Zhobia

Scientific classification
- Kingdom: Plantae
- Clade: Tracheophytes
- Clade: Angiosperms
- Clade: Eudicots
- Clade: Asterids
- Order: Apiales
- Family: Apiaceae
- Subfamily: Apioideae
- Tribe: Komarovieae
- Genus: Zhobia A.Sultan, N.Khan, Kljuykov & Lyskov
- Species: Z. glabra
- Binomial name: Zhobia glabra A.Sultan, N.Khan, Kljuykov & Lyskov

= Zhobia =

- Genus: Zhobia
- Species: glabra
- Authority: A.Sultan, N.Khan, Kljuykov & Lyskov
- Parent authority: A.Sultan, N.Khan, Kljuykov & Lyskov

Genus of flowering plants

Zhobia is a genus of flowering plants in the family Apiaceae. It includes a single species, Zhobia glabra, a perennial herb endemic to Pakistan. The species is known only from Zhob District of northern Baluchistan, where it grows on rocky slopes at approximately 2000 meters elevation with Sophora mollis and species of Eremostachys, Ephedra, Pistacia, Caragana, Cotoneaster, and grasses.

The genus and species were first described in 2024. The authors placed the genus in tribe Komarovieae on phylogenetic and morphological evidence.
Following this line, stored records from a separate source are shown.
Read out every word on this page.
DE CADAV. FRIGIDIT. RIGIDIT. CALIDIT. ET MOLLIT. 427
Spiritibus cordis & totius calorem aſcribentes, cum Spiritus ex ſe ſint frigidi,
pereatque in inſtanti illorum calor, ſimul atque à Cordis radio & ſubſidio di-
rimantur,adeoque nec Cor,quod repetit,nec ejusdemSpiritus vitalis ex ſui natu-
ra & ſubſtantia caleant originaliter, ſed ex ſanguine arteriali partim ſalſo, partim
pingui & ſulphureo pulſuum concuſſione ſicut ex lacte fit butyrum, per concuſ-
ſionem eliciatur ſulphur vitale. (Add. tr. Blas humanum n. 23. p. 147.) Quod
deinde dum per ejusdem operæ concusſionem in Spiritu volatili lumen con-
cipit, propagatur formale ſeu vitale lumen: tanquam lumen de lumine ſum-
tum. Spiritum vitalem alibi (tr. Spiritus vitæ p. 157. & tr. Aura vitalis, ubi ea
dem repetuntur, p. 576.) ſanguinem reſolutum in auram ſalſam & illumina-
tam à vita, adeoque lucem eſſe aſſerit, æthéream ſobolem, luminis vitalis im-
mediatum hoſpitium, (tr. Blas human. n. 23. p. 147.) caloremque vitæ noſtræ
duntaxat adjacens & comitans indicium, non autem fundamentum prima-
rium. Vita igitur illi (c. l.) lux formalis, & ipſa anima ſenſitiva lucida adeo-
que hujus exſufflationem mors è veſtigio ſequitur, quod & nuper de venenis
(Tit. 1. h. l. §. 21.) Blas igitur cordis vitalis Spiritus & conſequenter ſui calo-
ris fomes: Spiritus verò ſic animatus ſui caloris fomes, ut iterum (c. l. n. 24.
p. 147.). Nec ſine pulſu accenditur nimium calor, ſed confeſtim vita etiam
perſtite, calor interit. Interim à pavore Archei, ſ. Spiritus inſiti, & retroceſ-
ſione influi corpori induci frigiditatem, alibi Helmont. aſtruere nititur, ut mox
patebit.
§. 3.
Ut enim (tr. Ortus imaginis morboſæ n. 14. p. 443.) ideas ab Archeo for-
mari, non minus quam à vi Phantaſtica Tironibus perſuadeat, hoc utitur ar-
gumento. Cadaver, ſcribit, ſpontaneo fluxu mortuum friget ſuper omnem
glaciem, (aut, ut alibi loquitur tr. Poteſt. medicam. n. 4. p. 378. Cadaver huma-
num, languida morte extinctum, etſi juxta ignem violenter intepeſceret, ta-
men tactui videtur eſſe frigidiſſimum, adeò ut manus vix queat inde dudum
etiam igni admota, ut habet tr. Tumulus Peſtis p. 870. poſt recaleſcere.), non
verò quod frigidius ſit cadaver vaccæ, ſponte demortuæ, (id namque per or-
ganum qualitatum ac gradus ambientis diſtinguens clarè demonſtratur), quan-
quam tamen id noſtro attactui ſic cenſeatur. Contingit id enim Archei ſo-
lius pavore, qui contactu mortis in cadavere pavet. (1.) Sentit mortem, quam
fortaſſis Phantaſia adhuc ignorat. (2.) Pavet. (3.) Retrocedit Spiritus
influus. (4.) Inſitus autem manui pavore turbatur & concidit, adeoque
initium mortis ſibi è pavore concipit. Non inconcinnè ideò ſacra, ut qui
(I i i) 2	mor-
It is closely related to Parasilaus, and differs in leaf lobe shape (linear to linear-lanceolate vs. obovate), number of bracts (few linear bracts vs. absent bracts), corolla color (white vs. yellow), compression of fruits (dorsally compressed vs. laterally compressed), number of vallecular secretory ducts (1–2 vs. 3–4), presence of secondary ribs (present vs. absent), and the shape of the endosperm from the commissural side (broad and shallow grooved vs. broad and deep-grooved).